The market trend has begun to change recently, and the Meme trend has emerged as a new force, boosting the extreme prosperity of transactions on the Solana and Base chains. Just like PEPE, which has firmly established its position as the leader of the new Memecoin, it has set a new historical high. In fact, in today's market environment, in addition to short-term speculation, the general public's call for fairness represented by Meme has gradually become a trend, and funds are voting with their feet.

Corresponding to this are the VCs with extremely high FDV and falling trends after a series of listings on the head platforms recently. Typical representatives include AEVO, REZ and even BN Megadrop's first project BounceBit's Token BB, etc. Since their listing, they have ended with negative lines almost every day, and all users who entered the market have been deeply trapped.

In contrast, discussions and doubts about Memecoin and VC will inevitably become the mainstream of the community again. Meme at least has user flow to bring in continuous incremental funds and attention, while new projects with valuations of billions of dollars are all outdated concept products that are wrapped in grand narratives or old gameplays, and will inevitably be disliked by the community. This also sounded the alarm for VCs and project owners who are accustomed to path dependence.

02Where will ordinary players go?

"What we love is not "Fang Hua", but the era full of opportunities."

I believe that many friends in the crypto industry have thought about this: if we had the opportunity to go back to 10 years ago, how would we participate in this wave of the times?

Hoard BTC? Become a miner? Found another Bitmain? Or become an early employee of BN? The best options seem to be countless. The past ten years of the crypto world were truly a golden age that broke through the limits of imagination and gave birth to waves of industry legends and bigwigs.

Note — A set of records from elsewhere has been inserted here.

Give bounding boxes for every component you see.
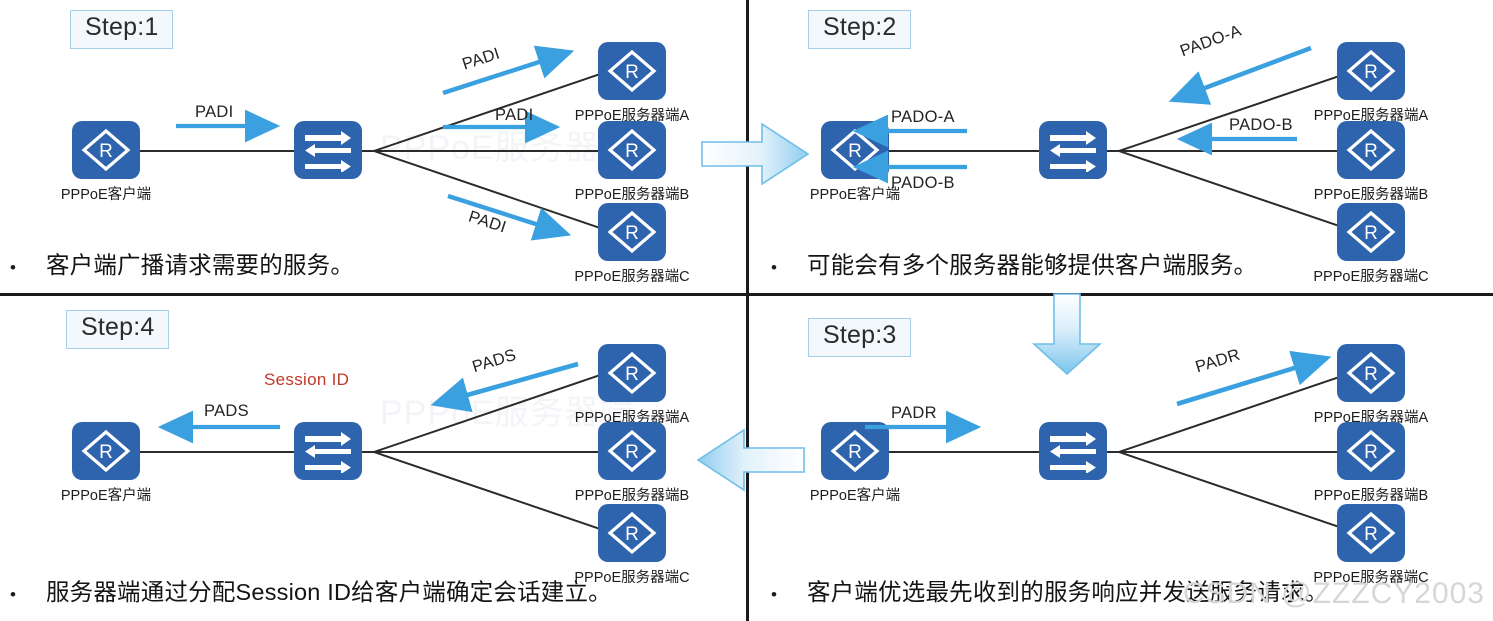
svg-text:R: R	[625, 223, 639, 244]
step2-badge: Step:2	[808, 10, 911, 49]
device-serverC-step4: R PPPoE服务器端C	[598, 504, 666, 562]
device-client-step3: R PPPoE客户端	[821, 422, 889, 480]
router-icon: R	[598, 422, 666, 480]
router-icon: R	[821, 121, 889, 179]
device-switch-step1	[294, 121, 362, 179]
label-padi-serverA: PADI	[460, 45, 502, 75]
caption-text-step2: 可能会有多个服务器能够提供客户端服务。	[807, 246, 1257, 280]
router-icon: R	[1337, 504, 1405, 562]
svg-text:R: R	[1364, 442, 1378, 463]
router-icon: R	[1337, 42, 1405, 100]
device-serverB-step3: R PPPoE服务器端B	[1337, 422, 1405, 480]
device-label-client-step4: PPPoE客户端	[61, 484, 151, 505]
svg-text:R: R	[625, 141, 639, 162]
wire-switch-serverA-1	[374, 70, 609, 151]
device-serverB-step1: R PPPoE服务器端B	[598, 121, 666, 179]
device-serverB-step4: R PPPoE服务器端B	[598, 422, 666, 480]
svg-text:R: R	[1364, 62, 1378, 83]
device-serverA-step2: R PPPoE服务器端A	[1337, 42, 1405, 100]
svg-text:R: R	[625, 62, 639, 83]
router-icon: R	[1337, 344, 1405, 402]
transition-arrow-step1-to-step2	[700, 118, 812, 190]
device-label-serverC-step1: PPPoE服务器端C	[574, 265, 689, 286]
bullet-dot: •	[10, 586, 16, 603]
wire-switch-serverB-1	[374, 150, 600, 152]
svg-text:R: R	[625, 364, 639, 385]
bullet-dot: •	[10, 259, 16, 276]
router-icon: R	[1337, 121, 1405, 179]
label-pado-b-client: PADO-B	[891, 174, 955, 193]
svg-text:R: R	[848, 141, 862, 162]
device-label-serverB-step1: PPPoE服务器端B	[575, 183, 689, 204]
svg-text:R: R	[99, 141, 113, 162]
label-pads-client: PADS	[204, 402, 249, 421]
router-icon: R	[1337, 422, 1405, 480]
device-label-serverB-step4: PPPoE服务器端B	[575, 484, 689, 505]
device-serverC-step3: R PPPoE服务器端C	[1337, 504, 1405, 562]
device-serverA-step1: R PPPoE服务器端A	[598, 42, 666, 100]
watermark: CSDN @ZZZCY2003	[1183, 577, 1485, 611]
divider-horizontal	[0, 293, 1493, 296]
transition-arrow-step3-to-step4	[694, 424, 806, 496]
step1-badge: Step:1	[70, 10, 173, 49]
label-padi-client: PADI	[195, 103, 234, 122]
device-label-client-step3: PPPoE客户端	[810, 484, 900, 505]
device-serverA-step4: R PPPoE服务器端A	[598, 344, 666, 402]
label-pads-serverA: PADS	[470, 346, 519, 377]
router-icon: R	[598, 203, 666, 261]
label-padr-client: PADR	[891, 404, 937, 423]
panel-step1: Step:1 R PPPoE客户端	[0, 0, 746, 293]
divider-vertical	[746, 0, 749, 621]
caption-step4: • 服务器端通过分配Session ID给客户端确定会话建立。	[10, 573, 612, 607]
device-label-serverC-step2: PPPoE服务器端C	[1313, 265, 1428, 286]
device-switch-step4	[294, 422, 362, 480]
label-pado-a-client: PADO-A	[891, 108, 955, 127]
pppoe-diagram-canvas: PPPoE服务器端 PPPoE服务器端 Step:1 R PPPoE客户端	[0, 0, 1493, 621]
svg-text:R: R	[1364, 524, 1378, 545]
transition-arrow-step2-to-step3	[1028, 292, 1106, 376]
device-serverA-step3: R PPPoE服务器端A	[1337, 344, 1405, 402]
wire-switch-serverB-2	[1119, 150, 1347, 152]
device-client-step1: R PPPoE客户端	[72, 121, 140, 179]
panel-step2: Step:2 R PPPoE客户端	[749, 0, 1493, 293]
wire-switch-serverB-4	[374, 451, 600, 453]
label-padi-serverC: PADI	[466, 208, 508, 238]
router-icon: R	[598, 42, 666, 100]
switch-icon	[294, 121, 362, 179]
switch-icon	[1039, 121, 1107, 179]
step3-badge: Step:3	[808, 318, 911, 357]
caption-step1: • 客户端广播请求需要的服务。	[10, 246, 354, 280]
label-padr-serverA: PADR	[1193, 346, 1242, 378]
device-client-step4: R PPPoE客户端	[72, 422, 140, 480]
panel-step3: Step:3 R PPPoE客户端	[749, 296, 1493, 621]
device-client-step2: R PPPoE客户端	[821, 121, 889, 179]
svg-text:R: R	[1364, 364, 1378, 385]
svg-text:R: R	[1364, 223, 1378, 244]
router-icon: R	[598, 344, 666, 402]
router-icon: R	[72, 121, 140, 179]
caption-step2: • 可能会有多个服务器能够提供客户端服务。	[771, 246, 1257, 280]
bullet-dot: •	[771, 586, 777, 603]
router-icon: R	[598, 504, 666, 562]
svg-text:R: R	[848, 442, 862, 463]
device-switch-step3	[1039, 422, 1107, 480]
label-session-id: Session ID	[264, 370, 349, 390]
device-label-client-step1: PPPoE客户端	[61, 183, 151, 204]
device-serverC-step2: R PPPoE服务器端C	[1337, 203, 1405, 261]
device-serverC-step1: R PPPoE服务器端C	[598, 203, 666, 261]
svg-text:R: R	[99, 442, 113, 463]
label-padi-serverB: PADI	[495, 106, 534, 125]
device-label-client-step2: PPPoE客户端	[810, 183, 900, 204]
router-icon: R	[598, 121, 666, 179]
svg-text:R: R	[1364, 141, 1378, 162]
panel-step4: Step:4 R PPPoE客户端	[0, 296, 746, 621]
svg-text:R: R	[625, 524, 639, 545]
router-icon: R	[821, 422, 889, 480]
bullet-dot: •	[771, 259, 777, 276]
switch-icon	[294, 422, 362, 480]
wire-switch-serverB-3	[1119, 451, 1347, 453]
router-icon: R	[72, 422, 140, 480]
label-pado-a-serverA: PADO-A	[1178, 22, 1244, 62]
caption-text-step4: 服务器端通过分配Session ID给客户端确定会话建立。	[46, 573, 612, 607]
label-pado-b-serverB: PADO-B	[1229, 116, 1293, 135]
switch-icon	[1039, 422, 1107, 480]
device-label-serverB-step3: PPPoE服务器端B	[1314, 484, 1428, 505]
device-label-serverB-step2: PPPoE服务器端B	[1314, 183, 1428, 204]
caption-text-step1: 客户端广播请求需要的服务。	[46, 246, 354, 280]
router-icon: R	[1337, 203, 1405, 261]
device-serverB-step2: R PPPoE服务器端B	[1337, 121, 1405, 179]
wire-switch-serverC-4	[374, 451, 609, 532]
step4-badge: Step:4	[66, 310, 169, 349]
device-switch-step2	[1039, 121, 1107, 179]
wire-switch-serverA-4	[374, 371, 609, 452]
svg-text:R: R	[625, 442, 639, 463]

No matter what, the question of whether to make money or not is an eternal topic in the Web3 world and the lifeline of Web3 development.

When trading platforms, market makers, VCs, project owners, and KOLs all start to make money, but most ordinary users continue to lose money, it means that the deep-seated structural problems of the entire market have become distorted to a certain extent and are destined not to last long.

Again, behind every "fancy way of losing money", there may be a group of users who stop using Web3 products, stay away from VC Tokens, and choose to embrace Memecoins that are more fair and grassroots. This in itself is a form of resistance by funds voting with their feet.

Before some Web3 ecological applications truly run through the value closed loop, ordinary users will have "nowhere to go". Of course, this may be the "twists and turns" that are necessary for the development of Web3, and the crypto industry is still moving forward by trial and error.